Now he can’t help himself as, admittedly, his life has spiraled into an abyss.

“The goal I had for myself was that every guy I went there with I wanted to make sure I came home with,” Satterwhite said.

Previously, there was a longstanding VA rule that any undiagnosed illness used to establish eligibility for VA benefits must become apparent by the end of 2011 for returning service members from the wars in the Middle East. But that has changed and the date was pushed back to Dec. 31, 2016.

“The VA has been helping,” Satterwhite said. “They have medications and stuff. But, I started medicating myself. I have the background for it. I tried to forget. The drugs and alcohol helped me forget.”

Past faults caught up to Satterwhite. He was arrested this fall on an outstanding warrant and sent to jail.

“Shame,” Fox said. “We tried to help him.”

 

Accident started downward spiral

Charra, 30, sat in a restaurant, leaning on one arm as she talked of being homeless. She was a personnel officer in the Air Force and a graduate of Drake University in Des Moines, Iowa. She hardly fit the profile of a homeless person.

“The day I graduated was the same day I was commissioned,” she said, stirring her Chinese food as she related her story in one of Panama City’s small restaurants along 23rd Street.

She was stationed at Tinker Air Force Base in Oklahoma and was at Tyndall Air Force Base during her last days of service.

“I went to ABM school and that is how I ended up at Tyndall,” Charra said. “I became a weapons officer.”

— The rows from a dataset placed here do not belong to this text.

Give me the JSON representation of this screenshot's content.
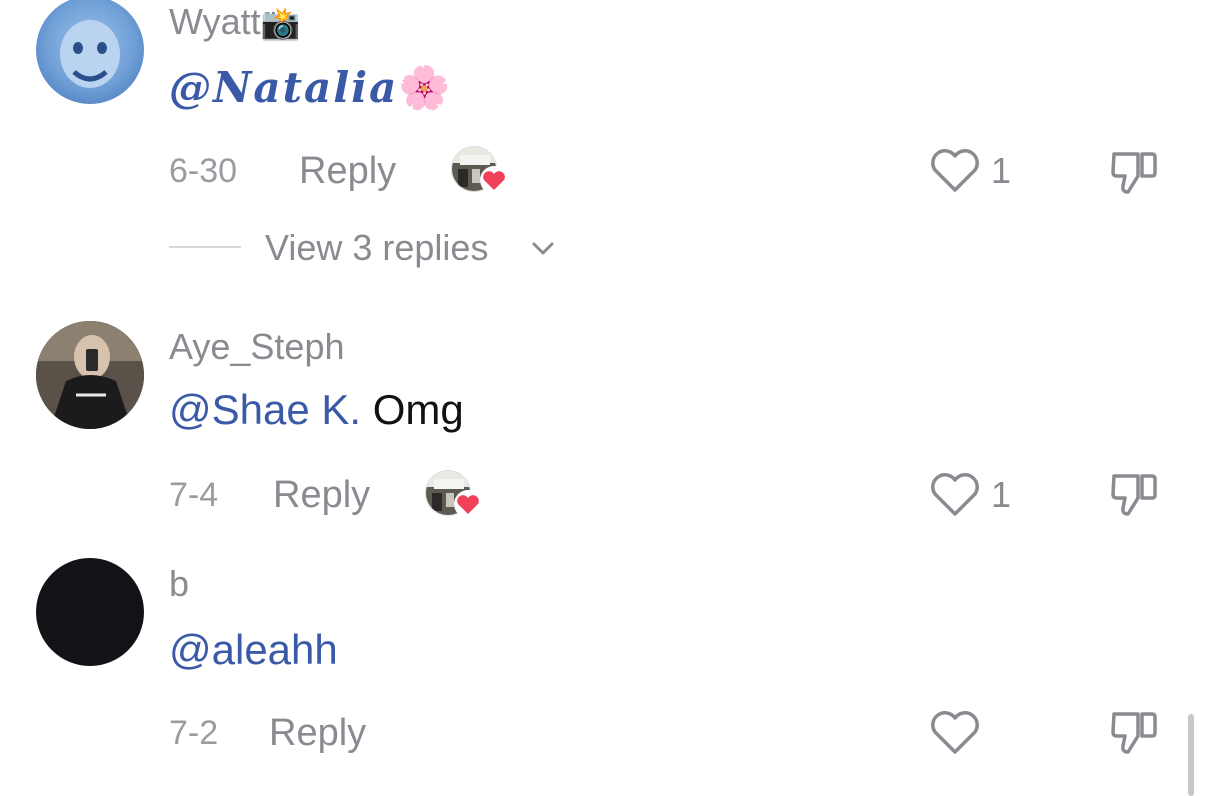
{
  "comments": [
    {
      "username": "Wyatt",
      "username_emoji": "📸",
      "mention": "@Natalia",
      "text": "",
      "text_emoji": "🌸",
      "date": "6-30",
      "reply_label": "Reply",
      "creator_liked": true,
      "like_count": "1",
      "view_replies_label": "View 3 replies"
    },
    {
      "username": "Aye_Steph",
      "mention": "@Shae K.",
      "text": " Omg",
      "date": "7-4",
      "reply_label": "Reply",
      "creator_liked": true,
      "like_count": "1"
    },
    {
      "username": "b",
      "mention": "@aleahh",
      "text": "",
      "date": "7-2",
      "reply_label": "Reply",
      "creator_liked": false,
      "like_count": ""
    }
  ],
  "icons": {
    "like": "heart-outline-icon",
    "dislike": "thumbs-down-icon",
    "creator_like_badge": "red-heart-icon",
    "expand": "chevron-down-icon"
  },
  "colors": {
    "mention": "#3a5aa8",
    "muted": "#8a8b91",
    "heart_badge": "#f0405a"
  }
}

Charra, who asked to use only her nickname for this story, has a 5-year-old son from a previous marriage. She soon met the “love of her life.” They planned to be married.

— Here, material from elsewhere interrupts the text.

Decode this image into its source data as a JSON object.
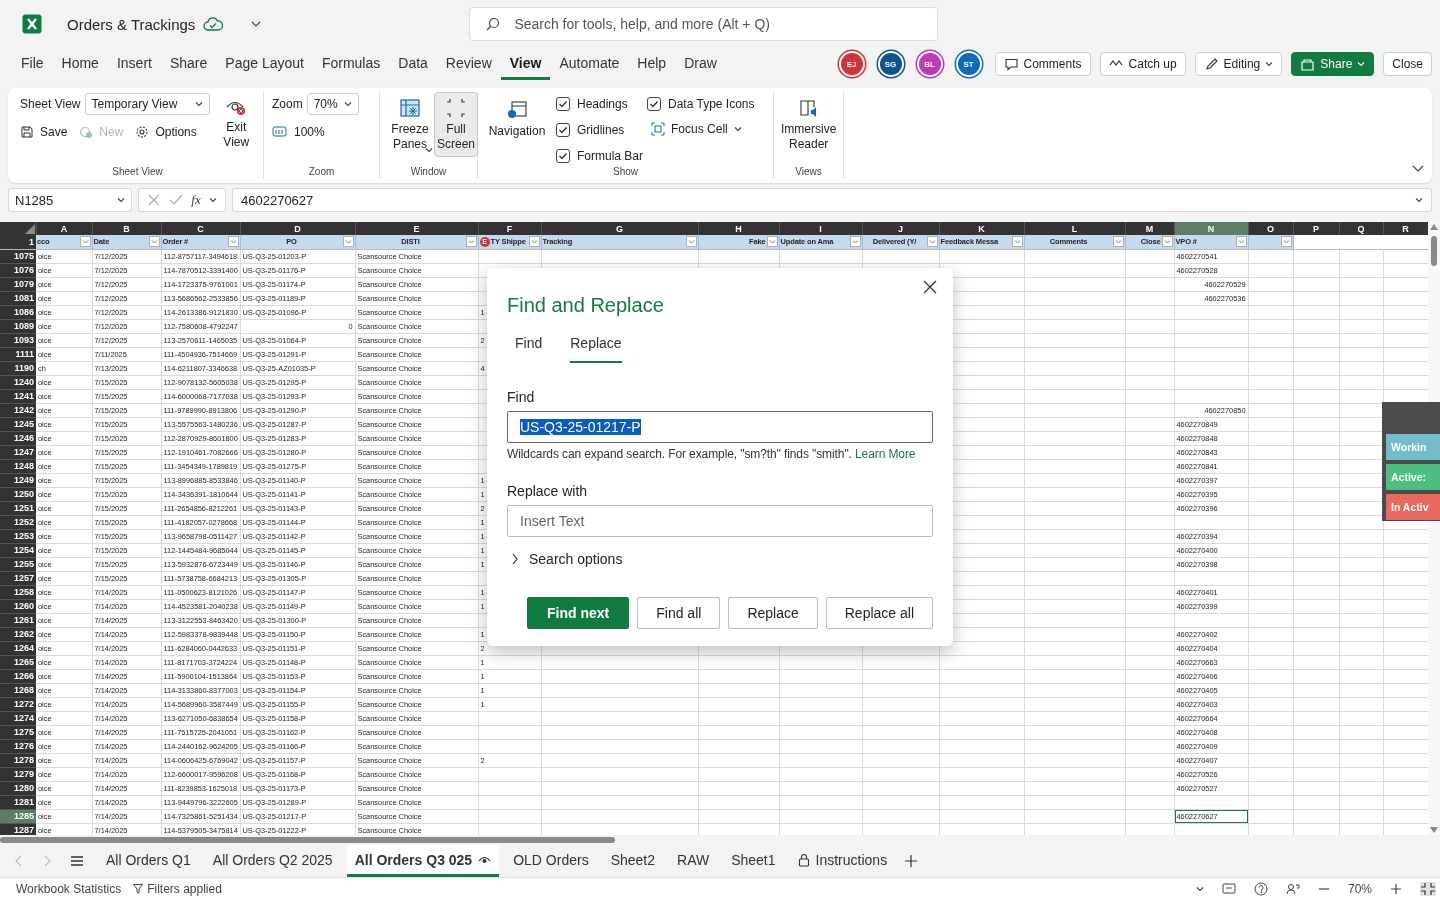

“I joined the Reserves to go back to school and the exact opposite happened,” she said. “I was flying all the time.”

She was working, raising a child and preparing for a wedding.

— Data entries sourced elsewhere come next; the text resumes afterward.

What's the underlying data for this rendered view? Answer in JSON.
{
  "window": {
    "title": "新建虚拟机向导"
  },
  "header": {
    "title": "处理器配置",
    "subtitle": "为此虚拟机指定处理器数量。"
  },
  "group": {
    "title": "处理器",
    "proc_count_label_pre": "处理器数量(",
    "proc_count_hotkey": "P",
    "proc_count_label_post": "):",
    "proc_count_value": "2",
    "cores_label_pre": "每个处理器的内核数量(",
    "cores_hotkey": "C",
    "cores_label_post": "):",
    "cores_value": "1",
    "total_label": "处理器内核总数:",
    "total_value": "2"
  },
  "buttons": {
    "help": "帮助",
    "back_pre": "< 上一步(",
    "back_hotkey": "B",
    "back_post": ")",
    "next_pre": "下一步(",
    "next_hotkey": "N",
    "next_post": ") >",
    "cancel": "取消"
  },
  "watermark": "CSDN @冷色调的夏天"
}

But, her wedding day never came.

Her fiancé rode his motorcycle into an intersection in Oklahoma. He was struck by on oncoming vehicle and killed.

“I was scheduled to fly the next day and they didn’t want to take me off the flight,” Charra said with a frown. “I had a funeral to plan.”

A tear appeared in the corner of her eye as the Iraq war veteran said the death of her fiancé as her breaking point.

“A lady was making a left turn — you know, how you try to beat the yellow light — and she ran right into him and killed him instantly.”

She mourned the death, dwelling on the wedding they were planning, a family and a future destroyed in an instant.

“I was transferred into the inactive reserves,” she said.

The death of her fiancé and the pressures of her career, admittedly, became overwhelming. Charra said the trauma compounded the stress.

“They didn’t seem to care. It was the mission first, mission first,” she continued. “I felt I didn’t have support. That was my last day flying. I didn’t fly again.”

The spiral began.

“I had to identify the body,” she said.

She returned to Panama City.

“It was the straw that broke the camel’s back,” she said. “I never thought I would end up homeless. I grew up on the south side of Chicago.”

She eventually turned to Veterans Affairs for help. But, she admitted, it was hard asking for help.

“One part of their personality is so proud of what they did and who they served,” Fox said. “Then there is this other personality that says why did I have to go there and why did I have to do this and why isn’t it making the big difference I thought it would.

“I don’t think they trust the VA,” Fox continued. “The VA is doing some very good things. But they don’t trust that they are really going to treat them fairly.”

With the war over in Iraq, Fox said he thinks there will be more homeless veterans pouring into the system.

According to the 2011 supplement to the Annual Homeless Assessment Report, 67,495 veterans were homeless in the United States on a single night in January 2011 — a significant reduction from the 2010 single-night count of 76,329.

“It’s just not enough,” Fox said.

Fox expects to see additional veterans in the mission.

“When you have to kill another person in battle like that, and as honorable as it is and the valor it takes to do that, it is still soul-robbing,” Fox said.